Durch die Psychotherapie sollen Patient:innen aktive Hilfe dabei erhalten, Probleme selbstständig zu lösen. Dies ist ohne Kenntnis des Problems nicht möglich – die Wirkfaktoren gehen also Hand in Hand. Bei der Problemaktualisierung werden Situationen hergestellt, um ein bestehendes Problem immer wieder erlebbar zu machen. Im nächsten Schritt kommt die Problembewältigung ins Spiel: Patient:innen lernen im Rahmen der Therapie, mit ihren Problemen umgehen und diese selbst lösen zu können. Die Aufgabe von Therapeut:innen ist es, die Patient:innen dabei zu unterstützen, zum Beispiel durch Ressourcenaktivierung.

Es gibt verschiedenste Maßnahmen in den verschiedenen Therapierichtungen, um eine solche Hilfestellung zu geben. Beispiele sind die Anwendung von Entspannungsverfahren, Stressbewältigungs- oder Problemlösetraining und Strategien zur Emotionsregulation.

 

Therapeutische Beziehung

Psychotherapie findet immer im Rahmen einer Beziehung statt, nämlich zwischen Therapeut:in und Patient:in. Der Therapieerfolg hängt maßgeblich von der Qualität dieser therapeutischen Beziehung ab.

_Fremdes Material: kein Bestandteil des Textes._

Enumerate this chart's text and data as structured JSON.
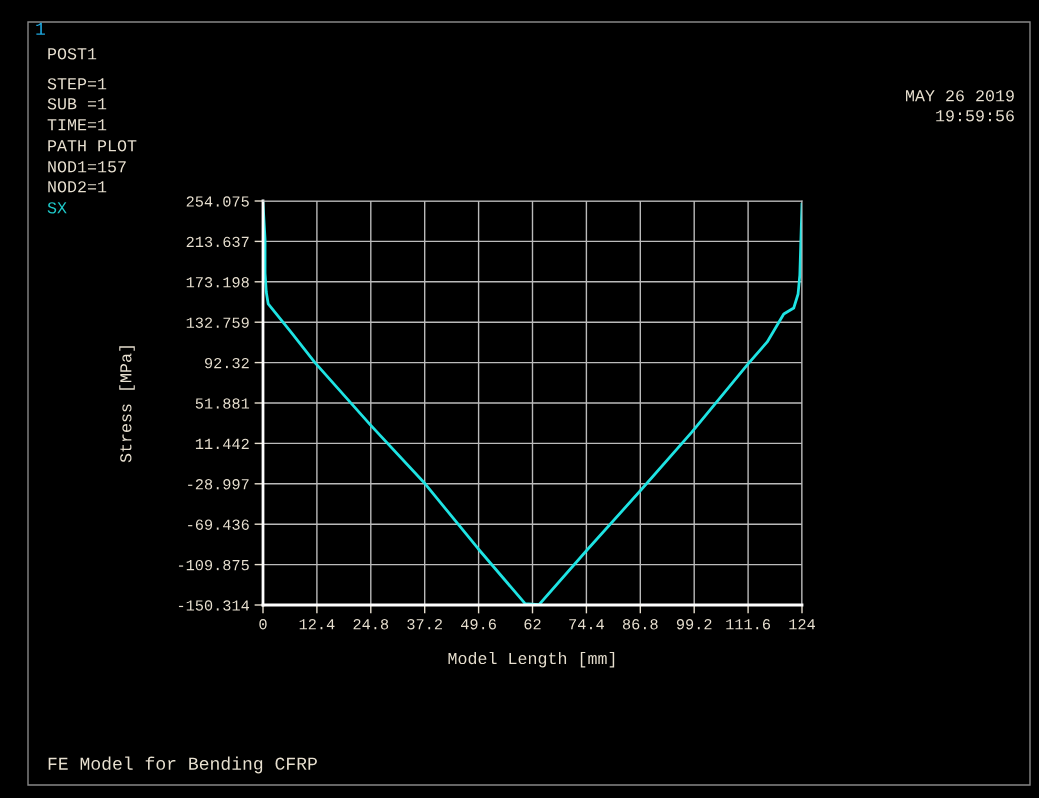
{
  "chart_data": {
    "type": "line",
    "xlabel": "Model Length [mm]",
    "ylabel": "Stress [MPa]",
    "annotations": [
      "1",
      "POST1",
      "STEP=1",
      "SUB =1",
      "TIME=1",
      "PATH PLOT",
      "NOD1=157",
      "NOD2=1",
      "SX",
      "MAY 26 2019",
      "19:59:56",
      "FE Model for Bending CFRP"
    ],
    "xlim": [
      0,
      124
    ],
    "xticks": [
      0,
      12.4,
      24.8,
      37.2,
      49.6,
      62,
      74.4,
      86.8,
      99.2,
      111.6,
      124
    ],
    "ylim": [
      -150.314,
      254.075
    ],
    "yticks": [
      -150.314,
      -109.875,
      -69.436,
      -28.997,
      11.442,
      51.881,
      92.32,
      132.759,
      173.198,
      213.637,
      254.075
    ],
    "grid": true,
    "legend": false,
    "series": [
      {
        "color": "#1ee3e3",
        "x": [
          0,
          0.47,
          0.47,
          0.75,
          1.2,
          6.4,
          12.0,
          24.7,
          37.3,
          49.5,
          60.3,
          63.5,
          74.8,
          87.0,
          98.7,
          111.4,
          116.0,
          119.8,
          122.1,
          123.1,
          123.5,
          124
        ],
        "values": [
          252,
          216,
          182,
          163,
          151,
          123,
          92,
          30,
          -29,
          -94,
          -149,
          -150,
          -94,
          -35,
          23,
          90,
          113,
          141,
          147,
          161,
          180,
          251
        ]
      }
    ]
  }
}
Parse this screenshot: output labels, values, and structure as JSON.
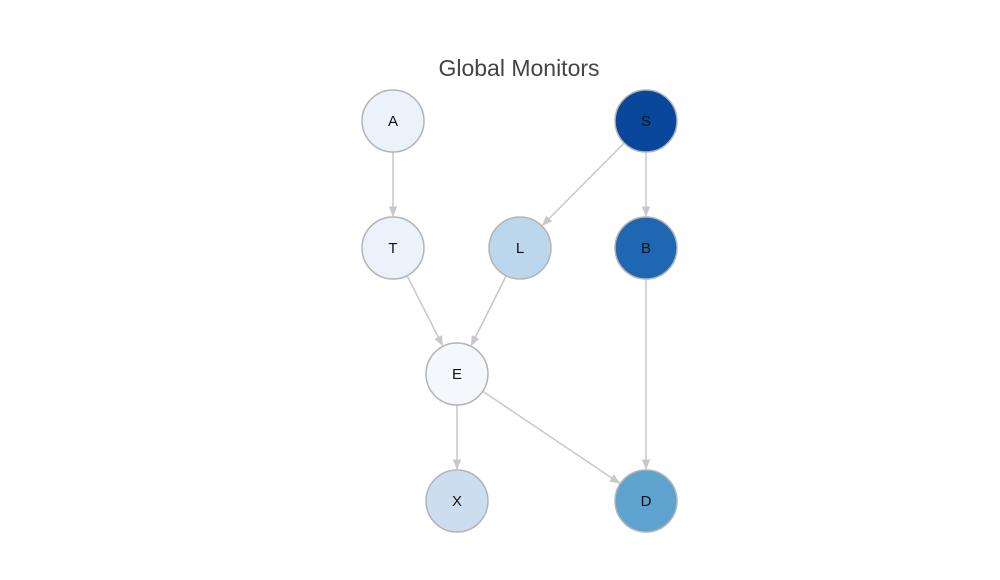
{
  "title": "Global Monitors",
  "colors": {
    "edge": "#c8c8c8",
    "node_stroke": "#b4b4b4",
    "label": "#111111"
  },
  "nodes": [
    {
      "id": "A",
      "label": "A",
      "fill": "#eaf2fb"
    },
    {
      "id": "S",
      "label": "S",
      "fill": "#08479a"
    },
    {
      "id": "T",
      "label": "T",
      "fill": "#eaf2fb"
    },
    {
      "id": "L",
      "label": "L",
      "fill": "#bcd7eb"
    },
    {
      "id": "B",
      "label": "B",
      "fill": "#1f68b1"
    },
    {
      "id": "E",
      "label": "E",
      "fill": "#f4f8fd"
    },
    {
      "id": "X",
      "label": "X",
      "fill": "#cbddef"
    },
    {
      "id": "D",
      "label": "D",
      "fill": "#5ea3d0"
    }
  ],
  "edges": [
    {
      "from": "A",
      "to": "T"
    },
    {
      "from": "S",
      "to": "L"
    },
    {
      "from": "S",
      "to": "B"
    },
    {
      "from": "T",
      "to": "E"
    },
    {
      "from": "L",
      "to": "E"
    },
    {
      "from": "B",
      "to": "D"
    },
    {
      "from": "E",
      "to": "X"
    },
    {
      "from": "E",
      "to": "D"
    }
  ]
}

Kernaspekte einer guten Beziehung sind zum Beispiel Akzeptanz, aktives Zuhören und Empathie der:des Therapeut:in. Wie genau die Beziehung aufgebaut ist, hängt von der Therapieschule ab. Bei der Verhaltenstherapie nehmen Therapeut:innen zum Beispiel eine beratende und unterstützende Rolle im Sinne einer kooperativen Arbeitsbeziehung ein. Bei der analytischen Psychotherapie kommt Therapeut:innen stärker die Aufgabe des Beobachtens und Deutens zu, sodass sie eine etwas zurückhaltendere Rolle einnehmen.

Im Kontext von Internet- und mobile-basierten Interventionen konnten Studien zeigen, dass eine therapeutische Beziehung in diesem Format ebenfalls möglich ist. Auch hier gilt die therapeutische Beziehung als wichtiger Faktor für den Therapieerfolg.